Single Resolution Mechanism

Single Resolution Mechanism


The Single Resolution Mechanism is the European body of the banking union in charge of the recovery and resolution of banking problems at the European or national level. As long as it is derived to the viability of the institutions.

This body dependent on the European Commission, and endorsed by the European Central Bank and other supranational bodies. The MUR was born in the summer of 2014, in the heat of the doubts about the European banking system.

It establishes the criteria, systems and actions to be taken for the recovery, rescue and implementation of programs that provide viability to European banks. Unlike the European Supervisory Mechanism, which ensures the good conduct and situation of the banks, the SRM seeks to be the executing arm of the appropriate measures once the banks have problems.
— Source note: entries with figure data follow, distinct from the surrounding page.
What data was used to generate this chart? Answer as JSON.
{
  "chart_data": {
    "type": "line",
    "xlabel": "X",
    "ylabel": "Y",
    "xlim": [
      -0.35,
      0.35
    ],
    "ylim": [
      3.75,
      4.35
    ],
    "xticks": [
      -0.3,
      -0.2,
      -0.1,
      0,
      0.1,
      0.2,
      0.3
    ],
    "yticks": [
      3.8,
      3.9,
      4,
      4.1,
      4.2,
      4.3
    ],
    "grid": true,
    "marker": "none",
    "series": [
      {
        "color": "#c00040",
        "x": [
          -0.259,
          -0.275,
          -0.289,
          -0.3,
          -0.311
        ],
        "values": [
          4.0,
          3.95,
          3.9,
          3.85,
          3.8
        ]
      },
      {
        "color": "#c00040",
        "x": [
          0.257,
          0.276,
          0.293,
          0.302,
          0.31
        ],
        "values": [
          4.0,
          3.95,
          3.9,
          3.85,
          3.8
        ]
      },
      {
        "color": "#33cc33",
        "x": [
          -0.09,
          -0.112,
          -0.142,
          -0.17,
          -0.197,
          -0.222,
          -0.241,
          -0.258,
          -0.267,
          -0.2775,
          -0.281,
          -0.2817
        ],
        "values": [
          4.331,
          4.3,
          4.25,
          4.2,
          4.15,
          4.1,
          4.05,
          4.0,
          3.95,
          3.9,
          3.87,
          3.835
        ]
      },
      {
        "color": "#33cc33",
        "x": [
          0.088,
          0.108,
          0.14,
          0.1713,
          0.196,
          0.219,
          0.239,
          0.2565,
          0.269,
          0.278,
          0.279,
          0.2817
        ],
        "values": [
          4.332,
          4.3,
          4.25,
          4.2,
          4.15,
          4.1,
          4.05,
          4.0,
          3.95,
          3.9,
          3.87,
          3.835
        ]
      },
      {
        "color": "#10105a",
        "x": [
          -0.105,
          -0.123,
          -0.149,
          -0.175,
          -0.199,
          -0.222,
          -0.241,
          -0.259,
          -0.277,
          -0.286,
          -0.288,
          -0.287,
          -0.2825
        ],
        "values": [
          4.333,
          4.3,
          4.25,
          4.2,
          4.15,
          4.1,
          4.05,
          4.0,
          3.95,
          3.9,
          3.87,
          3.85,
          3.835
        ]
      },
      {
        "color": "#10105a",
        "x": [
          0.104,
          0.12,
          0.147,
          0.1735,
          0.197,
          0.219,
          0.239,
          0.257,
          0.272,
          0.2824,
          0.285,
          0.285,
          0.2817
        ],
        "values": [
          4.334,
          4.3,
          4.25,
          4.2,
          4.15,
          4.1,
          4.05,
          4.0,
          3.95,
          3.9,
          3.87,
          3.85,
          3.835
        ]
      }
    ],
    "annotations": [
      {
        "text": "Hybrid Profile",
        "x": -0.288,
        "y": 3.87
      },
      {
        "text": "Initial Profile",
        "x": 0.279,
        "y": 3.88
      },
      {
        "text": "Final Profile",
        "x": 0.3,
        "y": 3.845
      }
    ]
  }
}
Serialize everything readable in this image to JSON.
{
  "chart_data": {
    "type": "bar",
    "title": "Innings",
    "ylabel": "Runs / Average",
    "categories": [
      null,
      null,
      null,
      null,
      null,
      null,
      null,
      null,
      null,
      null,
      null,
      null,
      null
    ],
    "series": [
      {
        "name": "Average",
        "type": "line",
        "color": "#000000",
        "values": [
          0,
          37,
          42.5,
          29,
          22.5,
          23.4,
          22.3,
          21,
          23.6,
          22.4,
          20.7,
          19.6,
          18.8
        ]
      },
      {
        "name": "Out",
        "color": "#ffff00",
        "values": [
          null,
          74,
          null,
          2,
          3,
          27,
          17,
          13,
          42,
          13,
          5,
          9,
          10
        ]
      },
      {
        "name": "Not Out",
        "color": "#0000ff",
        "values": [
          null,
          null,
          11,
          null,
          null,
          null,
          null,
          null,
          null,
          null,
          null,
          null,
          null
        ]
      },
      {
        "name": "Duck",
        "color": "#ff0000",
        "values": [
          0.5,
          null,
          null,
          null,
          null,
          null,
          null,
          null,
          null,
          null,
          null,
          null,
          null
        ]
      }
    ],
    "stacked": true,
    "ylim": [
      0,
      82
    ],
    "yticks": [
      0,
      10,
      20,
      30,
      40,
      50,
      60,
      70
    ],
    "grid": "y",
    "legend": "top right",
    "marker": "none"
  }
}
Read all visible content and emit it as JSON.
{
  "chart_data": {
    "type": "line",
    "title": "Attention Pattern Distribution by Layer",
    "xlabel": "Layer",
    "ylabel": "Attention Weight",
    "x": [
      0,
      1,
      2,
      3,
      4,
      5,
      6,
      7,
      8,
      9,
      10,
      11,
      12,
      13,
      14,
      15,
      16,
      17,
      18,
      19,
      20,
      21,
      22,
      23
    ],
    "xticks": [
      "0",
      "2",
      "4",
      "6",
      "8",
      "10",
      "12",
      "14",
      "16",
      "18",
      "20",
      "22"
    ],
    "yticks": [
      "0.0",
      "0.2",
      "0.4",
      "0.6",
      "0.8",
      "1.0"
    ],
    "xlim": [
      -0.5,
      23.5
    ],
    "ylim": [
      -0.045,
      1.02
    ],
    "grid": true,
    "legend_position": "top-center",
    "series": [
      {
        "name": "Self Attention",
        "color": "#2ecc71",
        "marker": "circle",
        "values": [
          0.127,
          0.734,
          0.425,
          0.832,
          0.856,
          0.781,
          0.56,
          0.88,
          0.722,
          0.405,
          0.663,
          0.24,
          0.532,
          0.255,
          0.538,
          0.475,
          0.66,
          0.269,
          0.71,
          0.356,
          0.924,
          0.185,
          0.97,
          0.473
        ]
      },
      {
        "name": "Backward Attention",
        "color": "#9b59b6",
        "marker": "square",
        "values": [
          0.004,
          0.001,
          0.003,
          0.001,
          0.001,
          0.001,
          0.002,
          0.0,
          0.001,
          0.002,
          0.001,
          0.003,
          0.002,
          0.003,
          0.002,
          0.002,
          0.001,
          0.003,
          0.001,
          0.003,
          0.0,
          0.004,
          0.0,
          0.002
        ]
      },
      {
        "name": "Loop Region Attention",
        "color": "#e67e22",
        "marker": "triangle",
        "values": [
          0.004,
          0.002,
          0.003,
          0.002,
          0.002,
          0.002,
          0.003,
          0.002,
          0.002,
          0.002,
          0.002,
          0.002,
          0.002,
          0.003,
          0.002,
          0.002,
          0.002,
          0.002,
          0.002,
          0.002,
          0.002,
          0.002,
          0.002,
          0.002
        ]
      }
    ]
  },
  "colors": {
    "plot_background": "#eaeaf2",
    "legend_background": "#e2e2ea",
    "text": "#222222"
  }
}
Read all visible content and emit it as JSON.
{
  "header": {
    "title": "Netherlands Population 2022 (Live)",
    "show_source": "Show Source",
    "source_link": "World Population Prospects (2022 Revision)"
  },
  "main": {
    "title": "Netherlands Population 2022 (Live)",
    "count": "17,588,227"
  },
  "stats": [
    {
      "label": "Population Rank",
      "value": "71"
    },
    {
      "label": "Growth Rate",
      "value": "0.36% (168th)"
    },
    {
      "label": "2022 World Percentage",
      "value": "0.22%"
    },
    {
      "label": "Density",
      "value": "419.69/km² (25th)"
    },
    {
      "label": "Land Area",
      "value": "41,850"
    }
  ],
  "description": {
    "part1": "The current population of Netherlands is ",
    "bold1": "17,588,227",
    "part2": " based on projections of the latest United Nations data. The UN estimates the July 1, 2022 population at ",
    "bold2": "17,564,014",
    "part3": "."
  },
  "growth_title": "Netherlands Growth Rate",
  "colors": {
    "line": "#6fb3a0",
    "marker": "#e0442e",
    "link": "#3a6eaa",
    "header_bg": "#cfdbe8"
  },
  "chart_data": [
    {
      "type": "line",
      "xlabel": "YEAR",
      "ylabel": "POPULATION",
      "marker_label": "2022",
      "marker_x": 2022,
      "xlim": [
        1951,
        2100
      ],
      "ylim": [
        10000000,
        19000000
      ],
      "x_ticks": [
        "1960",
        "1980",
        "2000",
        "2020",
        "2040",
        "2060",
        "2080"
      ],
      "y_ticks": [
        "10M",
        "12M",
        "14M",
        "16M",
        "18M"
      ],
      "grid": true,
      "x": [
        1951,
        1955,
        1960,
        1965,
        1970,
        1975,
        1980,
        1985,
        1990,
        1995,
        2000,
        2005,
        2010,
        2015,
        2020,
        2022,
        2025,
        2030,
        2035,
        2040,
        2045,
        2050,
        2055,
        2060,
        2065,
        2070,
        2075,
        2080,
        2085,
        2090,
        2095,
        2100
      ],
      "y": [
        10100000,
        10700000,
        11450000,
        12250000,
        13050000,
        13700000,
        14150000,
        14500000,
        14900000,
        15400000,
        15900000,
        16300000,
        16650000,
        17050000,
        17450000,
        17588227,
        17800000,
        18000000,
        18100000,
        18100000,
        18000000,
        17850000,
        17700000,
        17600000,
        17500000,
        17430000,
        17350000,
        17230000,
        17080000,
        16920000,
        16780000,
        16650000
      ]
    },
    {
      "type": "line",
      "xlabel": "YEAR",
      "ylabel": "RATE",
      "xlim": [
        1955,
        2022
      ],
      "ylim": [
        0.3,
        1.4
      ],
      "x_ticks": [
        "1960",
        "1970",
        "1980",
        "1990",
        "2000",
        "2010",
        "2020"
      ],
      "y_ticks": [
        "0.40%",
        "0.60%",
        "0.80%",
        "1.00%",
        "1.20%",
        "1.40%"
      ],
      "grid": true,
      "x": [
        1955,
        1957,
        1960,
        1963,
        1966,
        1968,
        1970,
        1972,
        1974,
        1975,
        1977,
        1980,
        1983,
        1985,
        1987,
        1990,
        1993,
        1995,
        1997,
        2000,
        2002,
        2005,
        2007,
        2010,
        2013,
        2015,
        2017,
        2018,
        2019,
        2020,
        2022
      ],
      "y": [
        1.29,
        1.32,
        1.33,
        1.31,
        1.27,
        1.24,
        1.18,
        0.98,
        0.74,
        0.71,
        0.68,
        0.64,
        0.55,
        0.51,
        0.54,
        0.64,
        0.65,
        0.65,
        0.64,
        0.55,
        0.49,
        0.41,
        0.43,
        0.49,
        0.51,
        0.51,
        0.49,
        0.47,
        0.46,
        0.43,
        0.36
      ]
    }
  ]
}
Composition and operation of the SRM

The Single Resolution Mechanism is divided into two sub-elements:

  • The Single Resolution Board : Composed of the various member countries of the European Monetary Union according to their weight, and aimed at maintaining the stability of banking institutions and continuity of banking services in the event of a crisis. In addition to determining the form of liquidation of banks in the case of problems. As long as, without resulting in a cost to the taxpayer. Also, preventing it from affecting the economy and financial structure of the countries.
  • The Single Resolution Fund : These are the financial resources made up of the participating states. Funds that may be used in the resolution and help to entities in difficulties.

Objectives of the Single Resolution Mechanism

The MUR was created with the idea of ​​alleviating the public accounts of the states by correcting problems in their banking systems. In this way, allocating to a solidarity fund, among all the states, 1% of the deposits of all European banks.

In this way, a common strategy was also established throughout Europe on how to operate in the event of bank bailouts and their liquidation. Thus, preventing a domino effect between banks in the Eurozone.